The analysis of the group structure of 95 chrysanthemum resources (see FIG. 1) was carried out using a structure program. The analysis group K was analyzed from 2 to 9, and 200,000 interactions and 100,000 burn- After analyzing the log likelihood value for each K, we determine the group that has the highest log likelihood value. If the log likelihood value for each group does not show the highest value and the log likelihood value In the case of increasing together, Evanno et al. 85 points of 89.4% were classified into three groups and 10 points of 10.6% were confirmed to be genetically incorporated (see FIG. 4). Seventeen of all the ornamental stations (16 points) and the standardized chrysanthemum varieties were included in group 1, and the other standard chrysanthemums (7 points) were included in group 2. Most of the spray chrysanthemums were included in group 2 (27 points), and the other 4 points were included in group 1. Port stops (7 points) and flower beds were included in group 3 (6 points).
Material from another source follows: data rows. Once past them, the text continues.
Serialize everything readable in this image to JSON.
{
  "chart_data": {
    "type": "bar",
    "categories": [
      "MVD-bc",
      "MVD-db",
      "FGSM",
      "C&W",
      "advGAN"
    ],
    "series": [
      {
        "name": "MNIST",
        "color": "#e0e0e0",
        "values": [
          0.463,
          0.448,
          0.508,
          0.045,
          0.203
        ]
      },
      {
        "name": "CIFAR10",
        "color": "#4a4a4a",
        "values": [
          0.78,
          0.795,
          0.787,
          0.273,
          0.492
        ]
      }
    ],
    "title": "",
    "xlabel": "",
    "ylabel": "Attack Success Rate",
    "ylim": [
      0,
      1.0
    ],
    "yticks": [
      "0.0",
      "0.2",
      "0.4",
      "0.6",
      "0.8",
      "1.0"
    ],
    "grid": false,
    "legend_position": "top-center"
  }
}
As can be seen in Table 5 below, the mean genetic distance in the same group was highest at 0.639 for group 1, while it was lowest at 0.549 for group 3. Among the three groups, group 2 showed the highest heterozygosity and group 3 showed the lowest heterozygosity.
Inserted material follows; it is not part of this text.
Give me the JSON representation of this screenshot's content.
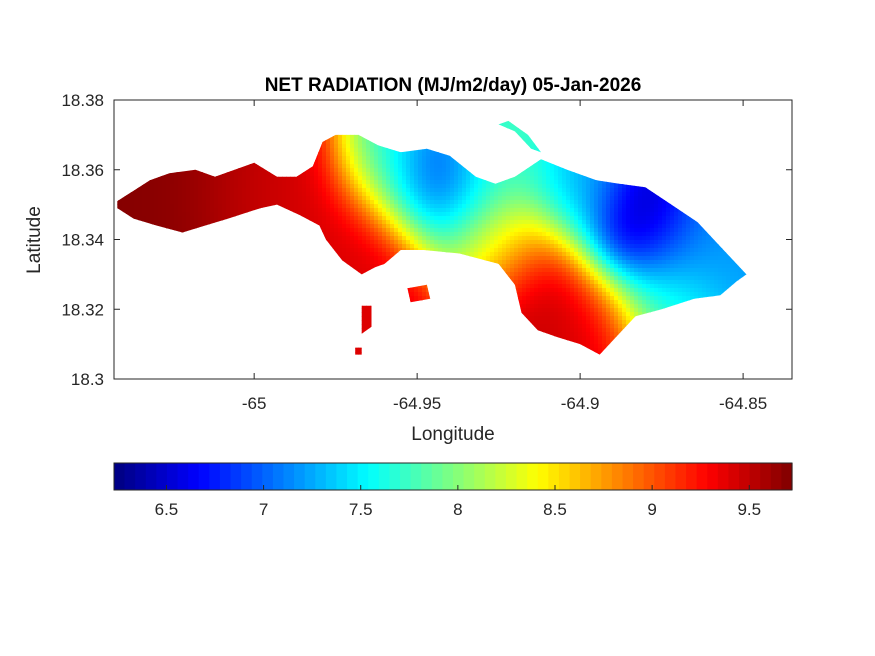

Group name Number of samples Number of alleles Genetic diversity Heterozygosity Polymorphism information content all 95 16.7 0.662 0.588 0.635 Group 1 34 10.2 0.639 0.596 0.608 Group 2 35 9.3 0.614 0.652 0.580 Group 3 16 4.6 0.549 0.397 0.500

GD-based analysis was performed by measuring the shared allele frequencies of 95 varieties. The unrooted phylogram (neighbor-joining tree) used power markers and MEGA4 program, and the unrooted phylograms were classified based on model-based analysis (see FIG. 5).

Experimental Example  3. Minimal SSR Marker  Varieties using set

95 Diversity Analysis In order to search for the breed marker for cultivated chrysanthemum (1 to 88) among the chrysanthemum resources (see FIG. 1), four markers having a high polymorphism (PIC value) were selected from 12 markers showing polymorphism The varietal discriminant power was tested. The four markers selected above are shown in Table 6 below.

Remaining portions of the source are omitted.